Treasury wavers over giving FCA new powers

The government is still considering the recommendation made by the Competition and Markets Authority to extend the Financial Conduct Authority powers to allow the watchdog to crack down on investment consultants and fiduciary managers.

This was one of the recommendations made by the CMA after its investigation into this market, which was initiated at the request of the FCA.

The regulator itself has written to HM Treasury to extend its regulatory remit to include investment consultancy services and asset allocation advice.

However, the government hasn’t confirmed that this will be the way forward.

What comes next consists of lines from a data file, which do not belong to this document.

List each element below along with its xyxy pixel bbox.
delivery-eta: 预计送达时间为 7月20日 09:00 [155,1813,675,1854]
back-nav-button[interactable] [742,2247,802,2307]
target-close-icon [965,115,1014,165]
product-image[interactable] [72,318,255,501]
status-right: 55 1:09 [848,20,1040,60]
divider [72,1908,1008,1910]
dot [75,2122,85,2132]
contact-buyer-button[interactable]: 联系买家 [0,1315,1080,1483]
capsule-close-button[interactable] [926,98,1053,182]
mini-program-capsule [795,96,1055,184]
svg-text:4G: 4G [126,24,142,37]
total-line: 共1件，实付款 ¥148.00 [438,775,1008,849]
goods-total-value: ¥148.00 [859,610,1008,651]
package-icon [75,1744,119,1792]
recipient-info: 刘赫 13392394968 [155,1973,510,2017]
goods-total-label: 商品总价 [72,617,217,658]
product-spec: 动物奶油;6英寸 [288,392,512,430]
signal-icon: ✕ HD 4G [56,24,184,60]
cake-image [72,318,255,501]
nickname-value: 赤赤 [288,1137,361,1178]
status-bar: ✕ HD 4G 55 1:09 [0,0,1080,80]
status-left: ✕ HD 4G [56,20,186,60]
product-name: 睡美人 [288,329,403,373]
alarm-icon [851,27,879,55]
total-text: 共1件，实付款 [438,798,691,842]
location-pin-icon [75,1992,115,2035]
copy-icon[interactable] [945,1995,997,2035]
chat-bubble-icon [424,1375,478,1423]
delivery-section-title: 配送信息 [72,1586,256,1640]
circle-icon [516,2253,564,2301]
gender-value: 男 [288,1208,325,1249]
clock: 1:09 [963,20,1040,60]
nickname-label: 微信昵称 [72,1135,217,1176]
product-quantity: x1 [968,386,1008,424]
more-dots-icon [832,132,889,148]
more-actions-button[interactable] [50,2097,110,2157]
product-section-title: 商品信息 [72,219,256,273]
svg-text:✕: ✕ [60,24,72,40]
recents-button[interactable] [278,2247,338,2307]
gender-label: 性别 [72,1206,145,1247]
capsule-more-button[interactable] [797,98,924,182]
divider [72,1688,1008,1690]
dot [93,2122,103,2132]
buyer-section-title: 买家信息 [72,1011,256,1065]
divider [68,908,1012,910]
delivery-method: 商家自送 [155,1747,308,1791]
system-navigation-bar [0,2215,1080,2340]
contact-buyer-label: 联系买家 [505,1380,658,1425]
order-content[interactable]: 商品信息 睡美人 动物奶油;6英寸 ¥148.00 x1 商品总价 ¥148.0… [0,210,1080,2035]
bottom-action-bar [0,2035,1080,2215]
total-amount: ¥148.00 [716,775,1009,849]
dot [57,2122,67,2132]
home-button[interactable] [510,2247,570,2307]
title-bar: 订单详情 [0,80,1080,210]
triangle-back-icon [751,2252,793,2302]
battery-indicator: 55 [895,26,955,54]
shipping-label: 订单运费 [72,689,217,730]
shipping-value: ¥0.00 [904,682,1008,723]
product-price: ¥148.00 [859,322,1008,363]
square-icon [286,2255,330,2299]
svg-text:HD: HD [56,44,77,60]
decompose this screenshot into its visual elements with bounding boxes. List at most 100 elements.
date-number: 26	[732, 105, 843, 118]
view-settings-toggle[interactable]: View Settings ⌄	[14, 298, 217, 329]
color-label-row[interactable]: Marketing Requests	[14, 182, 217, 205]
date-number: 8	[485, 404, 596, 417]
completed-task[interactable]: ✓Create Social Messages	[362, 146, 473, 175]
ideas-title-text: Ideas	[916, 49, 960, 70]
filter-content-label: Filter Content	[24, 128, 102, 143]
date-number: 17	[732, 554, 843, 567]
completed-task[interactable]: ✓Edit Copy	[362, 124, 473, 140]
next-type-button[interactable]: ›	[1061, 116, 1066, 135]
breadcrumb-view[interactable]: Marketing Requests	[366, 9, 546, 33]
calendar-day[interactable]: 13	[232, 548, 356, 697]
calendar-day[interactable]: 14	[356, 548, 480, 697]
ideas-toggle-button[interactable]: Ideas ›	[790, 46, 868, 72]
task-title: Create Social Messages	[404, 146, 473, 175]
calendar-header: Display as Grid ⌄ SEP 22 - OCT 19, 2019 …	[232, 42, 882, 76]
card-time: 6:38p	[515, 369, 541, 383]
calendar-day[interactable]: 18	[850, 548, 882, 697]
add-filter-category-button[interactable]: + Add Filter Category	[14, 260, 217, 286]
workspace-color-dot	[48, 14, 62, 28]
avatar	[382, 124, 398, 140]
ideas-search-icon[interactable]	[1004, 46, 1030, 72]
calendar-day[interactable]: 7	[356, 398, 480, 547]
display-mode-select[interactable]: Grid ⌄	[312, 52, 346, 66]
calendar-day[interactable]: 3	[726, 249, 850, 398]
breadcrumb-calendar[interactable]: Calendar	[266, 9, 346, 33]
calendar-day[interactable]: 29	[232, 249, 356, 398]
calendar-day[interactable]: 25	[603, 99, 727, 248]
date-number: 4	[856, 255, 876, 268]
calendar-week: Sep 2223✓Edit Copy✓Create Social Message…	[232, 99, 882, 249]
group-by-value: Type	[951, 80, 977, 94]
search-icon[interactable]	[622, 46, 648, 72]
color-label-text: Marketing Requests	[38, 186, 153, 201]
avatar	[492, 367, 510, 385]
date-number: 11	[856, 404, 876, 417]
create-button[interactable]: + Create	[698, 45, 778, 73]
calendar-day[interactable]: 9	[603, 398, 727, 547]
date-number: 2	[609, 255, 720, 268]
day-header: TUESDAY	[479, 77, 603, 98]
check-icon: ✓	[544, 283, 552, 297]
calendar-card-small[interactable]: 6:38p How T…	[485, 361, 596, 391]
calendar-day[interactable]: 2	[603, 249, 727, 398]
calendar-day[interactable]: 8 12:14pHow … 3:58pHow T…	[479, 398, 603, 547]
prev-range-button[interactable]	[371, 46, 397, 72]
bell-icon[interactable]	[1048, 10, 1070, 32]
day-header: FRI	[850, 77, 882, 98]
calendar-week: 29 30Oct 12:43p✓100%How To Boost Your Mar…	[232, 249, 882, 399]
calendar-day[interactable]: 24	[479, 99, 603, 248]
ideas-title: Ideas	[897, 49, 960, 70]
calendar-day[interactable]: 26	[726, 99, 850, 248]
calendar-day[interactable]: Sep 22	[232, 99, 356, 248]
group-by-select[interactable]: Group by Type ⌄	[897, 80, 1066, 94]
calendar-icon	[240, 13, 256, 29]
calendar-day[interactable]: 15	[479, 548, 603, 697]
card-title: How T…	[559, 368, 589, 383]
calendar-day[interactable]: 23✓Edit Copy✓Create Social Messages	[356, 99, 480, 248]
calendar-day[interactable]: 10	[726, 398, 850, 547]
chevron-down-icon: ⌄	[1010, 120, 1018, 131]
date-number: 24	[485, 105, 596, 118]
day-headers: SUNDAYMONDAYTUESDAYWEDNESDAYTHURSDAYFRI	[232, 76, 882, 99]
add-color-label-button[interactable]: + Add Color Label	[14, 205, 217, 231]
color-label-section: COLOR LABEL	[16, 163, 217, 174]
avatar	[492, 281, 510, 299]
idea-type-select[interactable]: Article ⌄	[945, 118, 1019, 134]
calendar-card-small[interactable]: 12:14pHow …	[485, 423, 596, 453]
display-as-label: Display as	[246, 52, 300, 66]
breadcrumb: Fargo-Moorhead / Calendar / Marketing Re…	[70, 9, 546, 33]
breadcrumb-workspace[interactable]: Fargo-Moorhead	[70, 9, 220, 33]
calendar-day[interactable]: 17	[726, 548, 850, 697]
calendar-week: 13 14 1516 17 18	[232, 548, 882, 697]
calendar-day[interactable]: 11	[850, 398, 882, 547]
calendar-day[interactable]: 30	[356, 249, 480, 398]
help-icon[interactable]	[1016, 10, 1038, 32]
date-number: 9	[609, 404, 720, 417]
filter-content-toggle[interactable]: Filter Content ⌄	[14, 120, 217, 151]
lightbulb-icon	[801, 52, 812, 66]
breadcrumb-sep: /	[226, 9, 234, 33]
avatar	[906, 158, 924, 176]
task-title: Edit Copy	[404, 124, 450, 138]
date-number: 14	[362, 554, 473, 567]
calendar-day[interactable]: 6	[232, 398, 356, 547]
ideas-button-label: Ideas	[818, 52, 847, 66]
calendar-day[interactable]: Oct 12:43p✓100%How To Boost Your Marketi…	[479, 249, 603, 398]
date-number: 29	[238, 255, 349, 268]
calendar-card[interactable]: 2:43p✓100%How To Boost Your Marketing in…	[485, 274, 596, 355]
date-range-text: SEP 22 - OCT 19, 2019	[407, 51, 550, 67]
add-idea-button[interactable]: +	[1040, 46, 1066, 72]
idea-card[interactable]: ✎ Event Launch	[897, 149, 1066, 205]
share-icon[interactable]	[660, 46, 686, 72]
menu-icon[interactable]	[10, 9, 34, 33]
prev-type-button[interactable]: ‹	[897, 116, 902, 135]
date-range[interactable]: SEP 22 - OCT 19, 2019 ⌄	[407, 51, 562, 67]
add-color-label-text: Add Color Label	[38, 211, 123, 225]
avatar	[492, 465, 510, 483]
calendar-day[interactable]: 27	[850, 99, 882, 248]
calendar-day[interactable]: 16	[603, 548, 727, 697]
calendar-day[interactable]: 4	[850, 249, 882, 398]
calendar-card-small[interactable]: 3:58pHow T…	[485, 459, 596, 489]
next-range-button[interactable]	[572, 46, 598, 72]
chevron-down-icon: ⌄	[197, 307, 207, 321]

In a statement published today (March 12), John Glen, economic secretary to the Treasury, said in the context of competing priorities for both the government and the financial services sector, the Treasury will consider this recommendation and consult in due course.

Investment consultants advise pension trustees on how to invest their funds. Some pension trustees delegate investment decisions to fiduciary managers and a number of firms offer both services.

In its investigation the CMA found a low level of engagement by some pension fund trustees in choosing and monitoring their investment consultant and fiduciary manager as well as established firms having a considerable advantage over new smaller ones.

The remedies, which are to come into effect six months after a statutory order has been made, will see pension scheme trustees obliged to tender ahead of purchasing fiduciary management services where the mandate would cover 20 per cent or more of the scheme’s assets. 

Firms which offer both fiduciary management and investment consultancy services will be required to separate the marketing of fiduciary management services from the provision of investment consultancy advice.

Another recommendation made was that the Department for Work and Pensions should pass legislation to enable The Pensions Regulator to oversee duties on trustees.

As well as allowing TPR to more effectively monitor compliance, the move would create a more joined up approach between those carrying out enforcement and those producing guidance.

DWP has accepted this recommendation and intends consult on new rules later this year.

Meanwhile TPR has accepted the CMA’s recommendation that it should develop guidance to help trustees run a competitive tender process for fiduciary managers.

According to Guy Opperman, minister for Pensions and Financial Inclusion, these changes will have a positive impact on millions of people’s pension pots.

He said: "The market sometimes restricts trustees’ ability to find the best value for money, meaning that defined benefit schemes are less affordable and more difficult to fund, while defined contribution schemes face higher costs and reduced returns for members.

"We want trustees to be better equipped and engaged when accessing services which have a huge influence on decisions affecting how much their members will have to live on in retirement."

Steven Cameron, Aegon pensions director, said the government's refusal to make a decision on the FCA's new powers was yet another ‘casualty of Brexit’.

He said: "The pensions related activities of such firms can overlap or be adjacent to those of other regulated firms so we believe it makes sense to bring them within the scope of both the FCA and the Pensions Regulator.